As I keep reiterating – the BSD world has a lot to offer those wishing to run a UNIX-like workstation operating system, and it’s articles like these that help people get started. A lot of the steps taken may seem elementary to many of us, but for people coming from Linux or even Windows, they may be unfamiliar and daunting, so having it all laid out in a straightforward manner is quite helpful.
Actually here are the exact reasons why I use freebsd as daily driver. I prefer openbsd wherever the performance is not an issue.
As I get older, linux seems too messy for me, but I can still handle it; Alpine and debian are my choises. 🙂
If you don’t need graphics performance FreeBSD would be fine.
FreeBSD knocked it out of the park with their early embrace of ZFS.
The FreeBSD Forums are a clique of deliberately obtuse people. Avoid.
Having to choose between smooth performance and security seems like a false dichotomy. One would think that a well designed system would be inherently more secure without compromising parallel processing performance.
shadowhand,
I understand where you are coming from, but I think it’s a bit overstated. Engineering can involve compromising between goals. As a general example, software & hardware can exploit speculative execution to increase performance, but this can result in decreased security ala spectre/meltdown. Same with Hyper-threading.
https://pupuweb.com/hyper-threading-security-risk-performance-boost/
Managed languages can improve the safety of a project by eliminating the risks of manually managing objects and preventing invalid memory access, but this may add extra runtime costs and garbage collected software increases memory footprint as well as runtime jitter. A language like rust is an attempt to maximize safety and performance at the same time, but that’s hard and even there we see other types of sacrifices like language simplicity. If we look close enough, compromises are everywhere. This isn’t necessarily good or bad, but the tradeoffs are real. For this reason I’m not that comfortable describing the security/performance balance as a “false dichotomy”.
Of course I’m only speaking in generalizations, can anyone here offer specific examples as it would relate to design differences between openbsd and freebsd?
FreeBSD isn’t an unsecure operating system – far from it. Some defaults could be more secure – it is up to the user to configure it so.

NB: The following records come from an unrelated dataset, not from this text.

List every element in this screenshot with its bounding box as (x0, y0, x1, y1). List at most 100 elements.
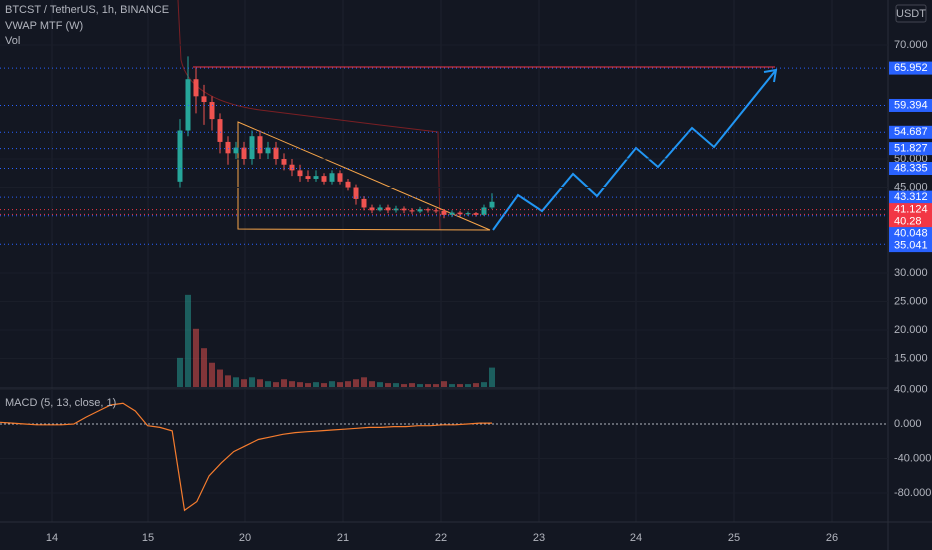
volume-bar (321, 383, 327, 387)
indicator-label: VWAP MTF (W) (5, 20, 83, 32)
candle-body (313, 176, 319, 179)
volume-bar (481, 382, 487, 387)
triangle-drawing (237, 121, 491, 231)
volume-bar (417, 384, 423, 387)
macd-tick-label: -40.000 (894, 452, 931, 464)
candle-body (177, 130, 183, 182)
candle-body (225, 141, 231, 154)
price-level-label: 41.124 (894, 204, 928, 216)
date-label: 26 (826, 532, 838, 544)
candle-body (489, 201, 495, 208)
candle-body (345, 181, 351, 188)
volume-bar (249, 377, 255, 387)
candle-body (273, 147, 279, 160)
volume-bar (457, 384, 463, 387)
candle-body (217, 119, 223, 142)
candle-body (481, 207, 487, 215)
volume-bar (225, 375, 231, 387)
macd-label: MACD (5, 13, close, 1) (5, 397, 116, 409)
volume-bar (201, 348, 207, 387)
volume-bar (313, 382, 319, 387)
price-tick-label: 70.000 (894, 39, 928, 51)
price-level-label: 40.048 (894, 228, 928, 240)
volume-bar (473, 383, 479, 387)
price-level-box (889, 203, 932, 217)
price-level-box (889, 215, 932, 229)
volume-bar (265, 381, 271, 387)
volume-bar (393, 383, 399, 387)
macd-tick-label: 40.000 (894, 383, 928, 395)
volume-bar (209, 362, 215, 387)
candle-body (297, 170, 303, 177)
volume-bar (369, 381, 375, 387)
volume-bar (289, 381, 295, 387)
price-tick-label: 30.000 (894, 267, 928, 279)
candle-body (249, 136, 255, 160)
macd-line (0, 402, 492, 512)
price-level-box (889, 239, 932, 253)
date-label: 24 (630, 532, 642, 544)
date-label: 22 (435, 532, 447, 544)
price-tick-label: 15.000 (894, 352, 928, 364)
candle-body (353, 187, 359, 199)
volume-bar (345, 381, 351, 387)
volume-bar (185, 294, 191, 387)
candle-body (361, 198, 367, 208)
volume-bar (441, 381, 447, 387)
candle-body (209, 102, 215, 120)
volume-bar (257, 379, 263, 387)
price-level-box (889, 142, 932, 156)
vwap-line (177, 0, 441, 231)
price-level-box (889, 125, 932, 139)
symbol-title: BTCST / TetherUS, 1h, BINANCE (5, 4, 169, 16)
candle-body (449, 212, 455, 215)
volume-bar (177, 357, 183, 387)
candle-body (441, 210, 447, 215)
candle-body (201, 96, 207, 103)
candle-body (465, 213, 471, 215)
volume-bar (305, 383, 311, 387)
volume-bar (281, 379, 287, 387)
price-tick-label: 20.000 (894, 324, 928, 336)
projection-path (492, 68, 778, 231)
volume-bar (193, 328, 199, 387)
candle-body (289, 164, 295, 171)
candle-body (305, 176, 311, 179)
time-grid (51, 0, 833, 522)
date-label: 15 (142, 532, 154, 544)
macd-tick-label: -80.000 (894, 487, 931, 499)
volume-bar (409, 383, 415, 387)
price-tick-label: 50.000 (894, 153, 928, 165)
volume-bar (377, 382, 383, 387)
price-level-box (889, 227, 932, 241)
price-level-box (889, 61, 932, 75)
currency-label: USDT (896, 8, 926, 20)
candle-body (457, 212, 463, 215)
volume-bar (433, 384, 439, 387)
candle-body (369, 207, 375, 211)
candle-body (241, 147, 247, 160)
price-level-box (889, 190, 932, 204)
candle-body (321, 176, 327, 182)
price-tick-label: 25.000 (894, 295, 928, 307)
date-label: 21 (337, 532, 349, 544)
candle-body (329, 173, 335, 182)
candle-body (417, 209, 423, 212)
candle-body (409, 210, 415, 212)
price-level-label: 40.28 (894, 216, 922, 228)
candle-body (377, 207, 383, 211)
price-level-box (889, 162, 932, 176)
date-label: 14 (46, 532, 58, 544)
volume-bar (273, 382, 279, 387)
volume-bar (329, 381, 335, 387)
date-label: 23 (533, 532, 545, 544)
plot (0, 44, 888, 512)
macd-tick-label: 0.000 (894, 418, 922, 430)
candle-body (385, 207, 391, 211)
candle-body (185, 79, 191, 131)
price-level-label: 54.687 (894, 126, 928, 138)
volume-bar (489, 367, 495, 387)
currency-button[interactable] (895, 4, 927, 23)
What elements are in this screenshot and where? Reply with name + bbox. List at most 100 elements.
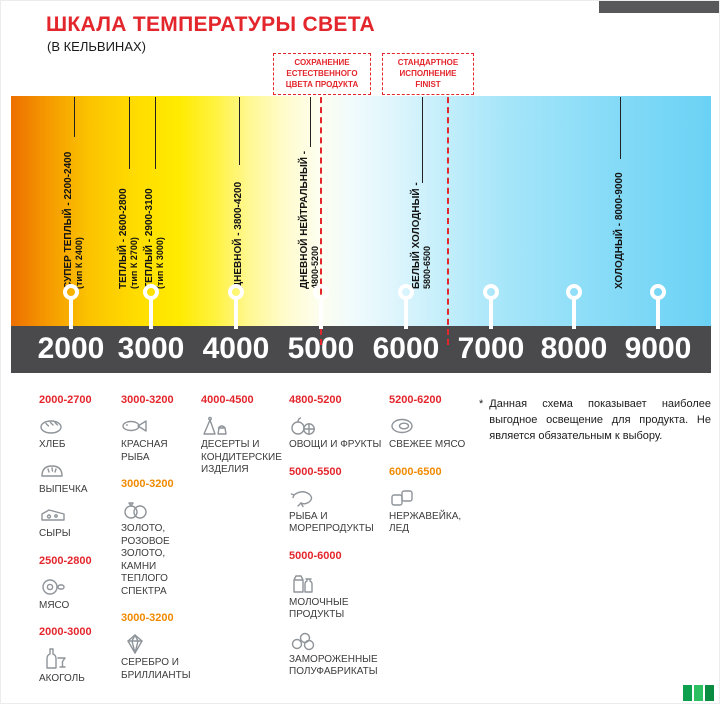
product-item: МОЛОЧНЫЕ ПРОДУКТЫ — [289, 571, 389, 622]
scale-marker-stem — [404, 299, 408, 329]
scale-marker — [143, 284, 159, 300]
gold-icon — [121, 499, 197, 521]
product-range: 3000-3200 — [121, 612, 174, 624]
seafood-icon — [289, 487, 389, 509]
product-label: ЗАМОРОЖЕННЫЕ ПОЛУФАБРИКАТЫ — [289, 653, 378, 678]
product-item: СВЕЖЕЕ МЯСО — [389, 415, 475, 452]
zone-label-super-warm: СУПЕР ТЕПЛЫЙ - 2200-2400 (тип К 2400) — [63, 151, 84, 289]
scale-marker-stem — [656, 299, 660, 329]
product-range: 5000-5500 — [289, 465, 342, 478]
zone-tick-line — [74, 97, 75, 137]
scale-marker-stem — [69, 299, 73, 329]
product-range: 4800-5200 — [289, 394, 342, 406]
ice-icon — [389, 487, 475, 509]
product-item: ЗОЛОТО, РОЗОВОЕ ЗОЛОТО, КАМНИ ТЕПЛОГО СП… — [121, 499, 197, 598]
kelvin-tick: 9000 — [624, 332, 692, 365]
product-label: ЗОЛОТО, РОЗОВОЕ ЗОЛОТО, КАМНИ ТЕПЛОГО СП… — [121, 523, 170, 597]
product-label: СЕРЕБРО И БРИЛЛИАНТЫ — [121, 657, 191, 681]
product-item: СЕРЕБРО И БРИЛЛИАНТЫ — [121, 633, 197, 682]
product-label: СВЕЖЕЕ МЯСО — [389, 439, 466, 450]
product-range: 2000-2700 — [39, 394, 92, 406]
diamond-icon — [121, 633, 197, 655]
product-item: ЗАМОРОЖЕННЫЕ ПОЛУФАБРИКАТЫ — [289, 630, 389, 679]
zone-label-warm-3000: ТЕПЛЫЙ - 2900-3100 (тип К 3000) — [144, 188, 165, 289]
guide-line-6500k — [447, 87, 449, 345]
footnote-star: * — [479, 398, 484, 410]
product-label: ХЛЕБ — [39, 439, 66, 450]
product-label: АКОГОЛЬ — [39, 673, 85, 684]
product-range: 3000-3200 — [121, 478, 174, 490]
product-label: СЫРЫ — [39, 528, 71, 539]
kelvin-tick: 8000 — [540, 332, 608, 365]
product-range: 6000-6500 — [389, 465, 442, 478]
guide-line-5000k — [320, 87, 322, 345]
kelvin-tick: 4000 — [202, 332, 270, 365]
product-item: МЯСО — [39, 576, 111, 613]
zone-label-daylight: ДНЕВНОЙ - 3800-4200 — [233, 181, 244, 289]
fresh-meat-icon — [389, 415, 475, 437]
bread-icon — [39, 415, 111, 437]
callout-standard-finist: СТАНДАРТНОЕ ИСПОЛНЕНИЕ FINIST — [382, 53, 474, 96]
product-item: ОВОЩИ И ФРУКТЫ — [289, 415, 389, 452]
product-column: 5200-6200 СВЕЖЕЕ МЯСО 6000-6500 НЕРЖАВЕЙ… — [389, 394, 475, 536]
scale-marker-stem — [319, 299, 323, 329]
frozen-icon — [289, 630, 389, 652]
product-column: 4000-4500 ДЕСЕРТЫ И КОНДИТЕРСКИЕ ИЗДЕЛИЯ — [201, 394, 287, 477]
zone-label-cold: ХОЛОДНЫЙ - 8000-9000 — [614, 172, 625, 289]
scale-marker-stem — [234, 299, 238, 329]
alcohol-icon — [39, 647, 111, 671]
scale-marker — [650, 284, 666, 300]
zone-tick-line — [620, 97, 621, 159]
zone-label-warm-2700: ТЕПЛЫЙ - 2600-2800 (тип К 2700) — [118, 188, 139, 289]
product-item: КРАСНАЯ РЫБА — [121, 415, 197, 464]
temperature-gradient-bar — [11, 96, 711, 326]
kelvin-axis: 2000 3000 4000 5000 6000 7000 8000 9000 — [11, 326, 711, 373]
product-label: КРАСНАЯ РЫБА — [121, 439, 168, 463]
product-range: 2500-2800 — [39, 554, 92, 567]
product-label: МЯСО — [39, 599, 70, 611]
footnote-text: Данная схема показывает наиболее выгодно… — [489, 398, 711, 442]
zone-label-daylight-neutral: ДНЕВНОЙ НЕЙТРАЛЬНЫЙ -4800-5200 — [299, 150, 320, 289]
brand-watermark — [683, 685, 714, 701]
product-range: 2000-3000 — [39, 626, 92, 638]
kelvin-tick: 7000 — [457, 332, 525, 365]
product-item: РЫБА И МОРЕПРОДУКТЫ — [289, 487, 389, 536]
product-label: РЫБА И МОРЕПРОДУКТЫ — [289, 510, 374, 535]
cheese-icon — [39, 504, 111, 526]
page-title: ШКАЛА ТЕМПЕРАТУРЫ СВЕТА — [46, 13, 375, 36]
scale-marker — [63, 284, 79, 300]
product-item: СЫРЫ — [39, 504, 111, 541]
zone-tick-line — [155, 97, 156, 169]
fish-icon — [121, 415, 197, 437]
product-label: НЕРЖАВЕЙКА, ЛЕД — [389, 510, 462, 535]
zone-label-cool-white: БЕЛЫЙ ХОЛОДНЫЙ -5800-6500 — [411, 182, 432, 289]
zone-tick-line — [129, 97, 130, 169]
product-label: ДЕСЕРТЫ И КОНДИТЕРСКИЕ ИЗДЕЛИЯ — [201, 439, 282, 475]
product-range: 5200-6200 — [389, 394, 442, 406]
scale-marker — [228, 284, 244, 300]
product-column: 2000-2700 ХЛЕБ ВЫПЕЧКА СЫРЫ 2500-2800 МЯ… — [39, 394, 111, 686]
fruits-icon — [289, 415, 389, 437]
scale-marker-stem — [149, 299, 153, 329]
footnote: * Данная схема показывает наиболее выгод… — [479, 397, 711, 445]
product-item: АКОГОЛЬ — [39, 647, 111, 686]
product-label: ВЫПЕЧКА — [39, 483, 88, 495]
kelvin-tick: 3000 — [117, 332, 185, 365]
scale-marker-stem — [489, 299, 493, 329]
scale-marker-stem — [572, 299, 576, 329]
product-label: МОЛОЧНЫЕ ПРОДУКТЫ — [289, 596, 349, 621]
meat-icon — [39, 576, 111, 598]
kelvin-tick: 2000 — [37, 332, 105, 365]
product-column: 4800-5200 ОВОЩИ И ФРУКТЫ 5000-5500 РЫБА … — [289, 394, 389, 679]
product-column: 3000-3200 КРАСНАЯ РЫБА 3000-3200 ЗОЛОТО,… — [121, 394, 197, 682]
zone-tick-line — [310, 97, 311, 147]
scale-marker — [566, 284, 582, 300]
dessert-icon — [201, 415, 287, 437]
pastry-icon — [39, 460, 111, 482]
scale-marker — [313, 284, 329, 300]
page-subtitle: (В КЕЛЬВИНАХ) — [47, 39, 146, 54]
product-item: ВЫПЕЧКА — [39, 460, 111, 497]
product-item: ДЕСЕРТЫ И КОНДИТЕРСКИЕ ИЗДЕЛИЯ — [201, 415, 287, 477]
dairy-icon — [289, 571, 389, 595]
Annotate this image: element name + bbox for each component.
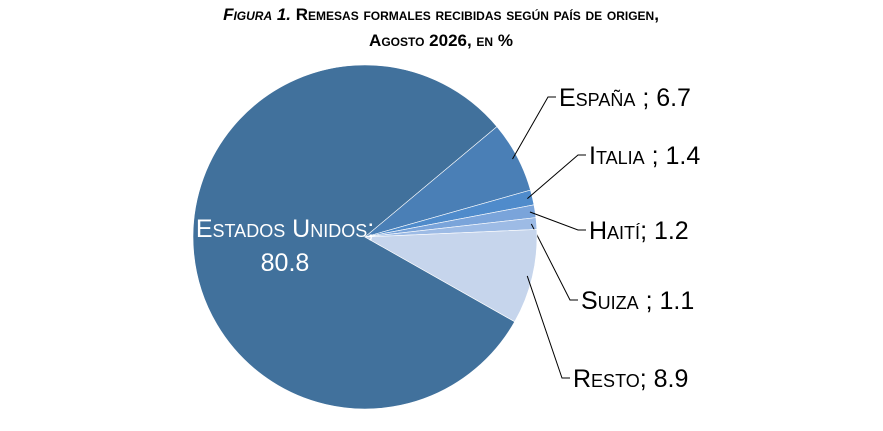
chart-title: Figura 1. Remesas formales recibidas seg… — [223, 5, 659, 24]
value-label: ; 80.8 — [260, 215, 382, 277]
category-label: Suiza — [581, 287, 639, 315]
leader-line — [526, 275, 570, 379]
category-label: España — [559, 84, 635, 112]
value-label: ; 1.1 — [639, 287, 695, 315]
value-label: ; 8.9 — [640, 365, 689, 393]
category-label: Estados Unidos — [195, 215, 368, 243]
value-label: ; 1.2 — [640, 217, 689, 245]
slice-label: Resto; 8.9 — [573, 365, 688, 393]
leader-line — [530, 223, 578, 301]
slice-label: Estados Unidos; 80.8 — [195, 212, 375, 280]
chart-title: Agosto 2026, en % — [369, 31, 513, 50]
leader-line — [512, 96, 556, 160]
value-label: ; 1.4 — [645, 142, 701, 170]
category-label: Resto — [573, 365, 640, 393]
slice-label: Italia ; 1.4 — [589, 142, 700, 170]
slice-label: España ; 6.7 — [559, 84, 691, 112]
slice-label: Haití; 1.2 — [589, 217, 689, 245]
category-label: Haití — [589, 217, 640, 245]
leader-line — [527, 154, 586, 200]
figure-label: Figura 1. — [223, 5, 291, 24]
title-line: Remesas formales recibidas según país de… — [296, 5, 659, 24]
category-label: Italia — [589, 142, 645, 170]
value-label: ; 6.7 — [635, 84, 691, 112]
pie-slice — [192, 64, 516, 410]
leader-line — [529, 211, 586, 231]
pie-slice — [363, 229, 538, 323]
slice-label: Suiza ; 1.1 — [581, 287, 694, 315]
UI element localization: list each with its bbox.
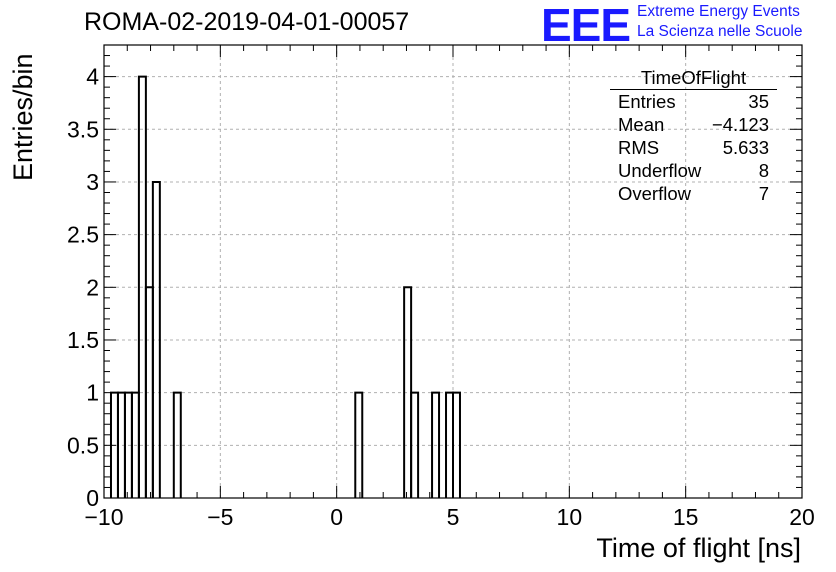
y-axis-label: Entries/bin xyxy=(8,53,38,181)
histogram-bin xyxy=(151,180,161,498)
y-tick-label: 3 xyxy=(86,169,99,195)
stats-value: 7 xyxy=(758,183,769,204)
x-tick-label: −10 xyxy=(84,504,123,530)
x-axis-label: Time of flight [ns] xyxy=(596,533,801,563)
stats-label: Mean xyxy=(618,114,665,135)
y-tick-label: 2.5 xyxy=(67,222,99,248)
stats-label: RMS xyxy=(618,137,660,158)
logo-text-line1: Extreme Energy Events xyxy=(637,3,800,20)
y-tick-label: 3.5 xyxy=(67,116,99,142)
logo-text-line2: La Scienza nelle Scuole xyxy=(637,23,803,40)
stats-box: TimeOfFlight Entries 35 Mean −4.123 RMS … xyxy=(610,67,777,205)
y-tick-label: 4 xyxy=(86,64,99,90)
histogram-bin xyxy=(354,391,364,498)
y-tick-label: 1 xyxy=(86,380,99,406)
y-tick-label: 2 xyxy=(86,274,99,300)
histogram-bin xyxy=(172,391,182,498)
stats-value: 5.633 xyxy=(722,137,769,158)
stats-row-entries: Entries 35 xyxy=(610,90,777,113)
x-tick-label: 20 xyxy=(789,504,815,530)
run-title: ROMA-02-2019-04-01-00057 xyxy=(84,8,410,36)
stats-label: Underflow xyxy=(618,160,702,181)
stats-label: Overflow xyxy=(618,183,691,204)
x-tick-label: 5 xyxy=(447,504,460,530)
y-tick-label: 1.5 xyxy=(67,327,99,353)
stats-value: −4.123 xyxy=(711,114,769,135)
histogram-bin xyxy=(431,391,441,498)
stats-row-mean: Mean −4.123 xyxy=(610,113,777,136)
histogram-bin xyxy=(452,391,461,498)
stats-row-rms: RMS 5.633 xyxy=(610,136,777,159)
stats-label: Entries xyxy=(618,91,676,112)
stats-value: 35 xyxy=(748,91,769,112)
x-tick-label: 10 xyxy=(557,504,583,530)
y-tick-label: 0 xyxy=(86,485,99,511)
eee-logo: EEE xyxy=(541,0,631,51)
histogram-bin xyxy=(410,391,420,498)
x-tick-label: 15 xyxy=(673,504,699,530)
stats-title: TimeOfFlight xyxy=(610,67,777,90)
y-tick-label: 0.5 xyxy=(67,432,99,458)
x-tick-label: 0 xyxy=(330,504,343,530)
x-tick-label: −5 xyxy=(207,504,233,530)
stats-value: 8 xyxy=(758,160,769,181)
stats-row-overflow: Overflow 7 xyxy=(610,182,777,205)
stats-row-underflow: Underflow 8 xyxy=(610,159,777,182)
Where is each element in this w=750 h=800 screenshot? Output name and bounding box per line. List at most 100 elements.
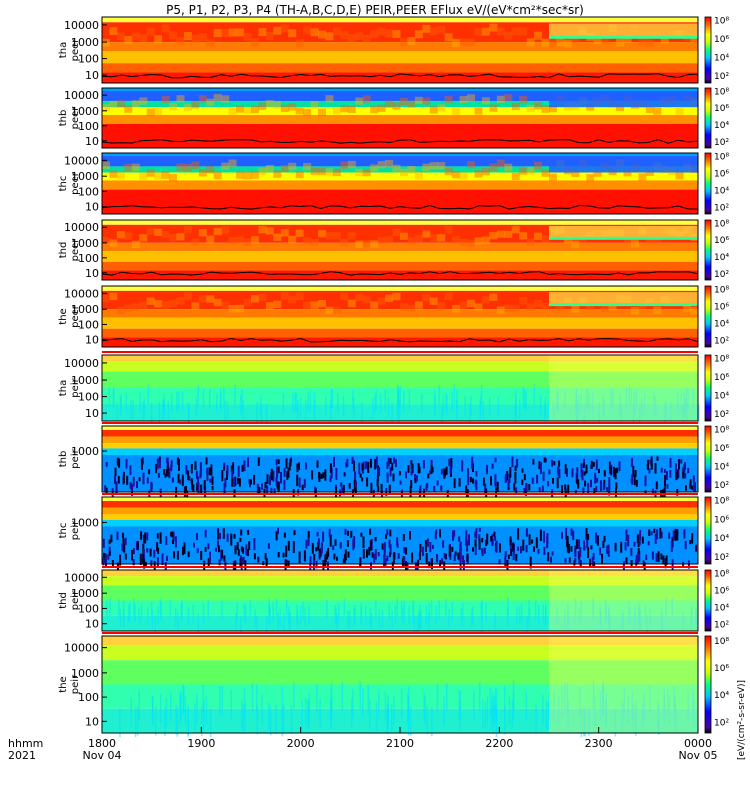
- colorbar-tick-label: 10⁶: [714, 515, 729, 525]
- panel-frame: [101, 16, 699, 84]
- colorbar: [704, 425, 712, 493]
- ytick-label: 1000: [71, 667, 99, 680]
- colorbar: [704, 16, 712, 84]
- ytick-label: 1000: [71, 237, 99, 250]
- colorbar: [704, 219, 712, 281]
- panel-ylabel-probe: thd: [58, 242, 69, 259]
- colorbar-tick-label: 10²: [714, 621, 729, 631]
- xtick-label: 1900: [187, 737, 215, 750]
- panel-ylabel-species: peir: [70, 590, 81, 610]
- colorbar-tick-label: 10⁸: [714, 355, 729, 365]
- colorbar-tick-label: 10⁸: [714, 152, 729, 162]
- xtick-label: 2100: [386, 737, 414, 750]
- colorbar-tick-label: 10⁴: [714, 691, 729, 701]
- gap-stripe: [102, 566, 698, 568]
- panel-ylabel-probe: thc: [58, 176, 69, 192]
- ytick-label: 100: [78, 252, 99, 265]
- gap-stripe: [102, 632, 698, 634]
- ytick-label: 10000: [64, 642, 99, 655]
- ytick-label: 1000: [71, 516, 99, 529]
- panel-ylabel-species: peer: [70, 106, 81, 130]
- colorbar-tick-label: 10⁶: [714, 35, 729, 45]
- colorbar-tick-label: 10⁶: [714, 303, 729, 313]
- ytick-label: 100: [78, 602, 99, 615]
- colorbar: [704, 285, 712, 348]
- colorbar-tick-label: 10²: [714, 72, 729, 82]
- panel-tha-peer: tha peer 10000 1000 100 10 10⁸ 10⁶ 10⁴ 10²: [58, 16, 729, 84]
- panel-frame: [101, 219, 699, 281]
- colorbar-tick-label: 10⁸: [714, 87, 729, 97]
- ytick-label: 100: [78, 120, 99, 133]
- ytick-label: 10: [85, 201, 99, 214]
- xtick-label: 2300: [585, 737, 613, 750]
- panel-frame: [101, 285, 699, 348]
- gap-stripe: [102, 351, 698, 353]
- ytick-label: 10: [85, 618, 99, 631]
- panel-the-peir: the peir 10000 1000 100 10 10⁸ 10⁶ 10⁴ 10²: [58, 632, 729, 738]
- colorbar-tick-label: 10⁴: [714, 604, 729, 614]
- colorbar-tick-label: 10⁴: [714, 54, 729, 64]
- panel-ylabel-probe: the: [58, 676, 69, 692]
- x-corner-label-hhmm: hhmm: [8, 737, 43, 750]
- ytick-label: 1000: [71, 105, 99, 118]
- xtick-label: 2200: [485, 737, 513, 750]
- colorbar-tick-label: 10²: [714, 553, 729, 563]
- colorbar-tick-label: 10⁸: [714, 637, 729, 647]
- colorbar-tick-label: 10⁴: [714, 463, 729, 473]
- panel-ylabel-species: peir: [70, 674, 81, 694]
- colorbar-tick-label: 10²: [714, 481, 729, 491]
- xtick-label: 2000: [287, 737, 315, 750]
- panel-ylabel-species: peir: [70, 520, 81, 540]
- panel-ylabel-probe: thd: [58, 592, 69, 609]
- ytick-label: 10000: [64, 287, 99, 300]
- colorbar-tick-label: 10⁸: [714, 569, 729, 579]
- panel-ylabel-species: peer: [70, 171, 81, 195]
- panel-ylabel-species: peer: [70, 304, 81, 328]
- ytick-label: 10: [85, 334, 99, 347]
- colorbar-tick-label: 10⁸: [714, 17, 729, 27]
- xtick-sublabel: Nov 05: [679, 749, 718, 762]
- panel-ylabel-probe: thb: [58, 110, 69, 127]
- colorbar-tick-label: 10⁴: [714, 187, 729, 197]
- panel-frame: [101, 354, 699, 422]
- colorbar-tick-label: 10⁸: [714, 497, 729, 507]
- colorbar-tick-label: 10⁶: [714, 587, 729, 597]
- x-corner-label-year: 2021: [8, 749, 36, 762]
- colorbar-tick-label: 10⁶: [714, 373, 729, 383]
- panel-frame: [101, 496, 699, 565]
- ytick-label: 1000: [71, 445, 99, 458]
- panel-frame: [101, 569, 699, 632]
- colorbar-tick-label: 10⁸: [714, 219, 729, 229]
- panel-thc-peer: thc peer 10000 1000 100 10 10⁸ 10⁶ 10⁴ 10²: [58, 152, 729, 215]
- ytick-label: 10: [85, 407, 99, 420]
- colorbar-tick-label: 10²: [714, 410, 729, 420]
- panel-tha-peir: tha peir 10000 1000 100 10 10⁸ 10⁶ 10⁴ 10²: [58, 351, 729, 425]
- colorbar-tick-label: 10²: [714, 204, 729, 214]
- panel-ylabel-species: peer: [70, 238, 81, 262]
- colorbar: [704, 152, 712, 215]
- ytick-label: 1000: [71, 587, 99, 600]
- colorbar-tick-label: 10⁶: [714, 170, 729, 180]
- panel-ylabel-species: peer: [70, 38, 81, 62]
- colorbar-tick-label: 10²: [714, 337, 729, 347]
- xtick-label: 0000: [684, 737, 712, 750]
- panel-frame: [101, 87, 699, 149]
- colorbar-tick-label: 10²: [714, 718, 729, 728]
- ytick-label: 1000: [71, 303, 99, 316]
- ytick-label: 1000: [71, 374, 99, 387]
- colorbar: [704, 635, 712, 734]
- ytick-label: 100: [78, 691, 99, 704]
- panel-ylabel-probe: tha: [58, 42, 69, 58]
- ytick-label: 100: [78, 185, 99, 198]
- panel-ylabel-species: peir: [70, 377, 81, 397]
- colorbar: [704, 569, 712, 632]
- panel-thb-peer: thb peer 10000 1000 100 10 10⁸ 10⁶ 10⁴ 10²: [58, 87, 729, 149]
- panel-the-peer: the peer 10000 1000 100 10 10⁸ 10⁶ 10⁴ 10²: [58, 285, 729, 348]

If you will, you can say that the main focus of OpenBSD is security. FreeBSD focuses on other things beside security.
tingo,
to expand on that: thanks to cross-pollenation, all the BSDs (Free, Net, Dragonfly) benefit from OpenBSD’s single-minded focus on security, just as the other BSDs benefit from NetBSD’s focus on running on multiple architectures (like ARM), and the other BSDs benefit from FreeBSD’s focus on performance and ZFS, etc.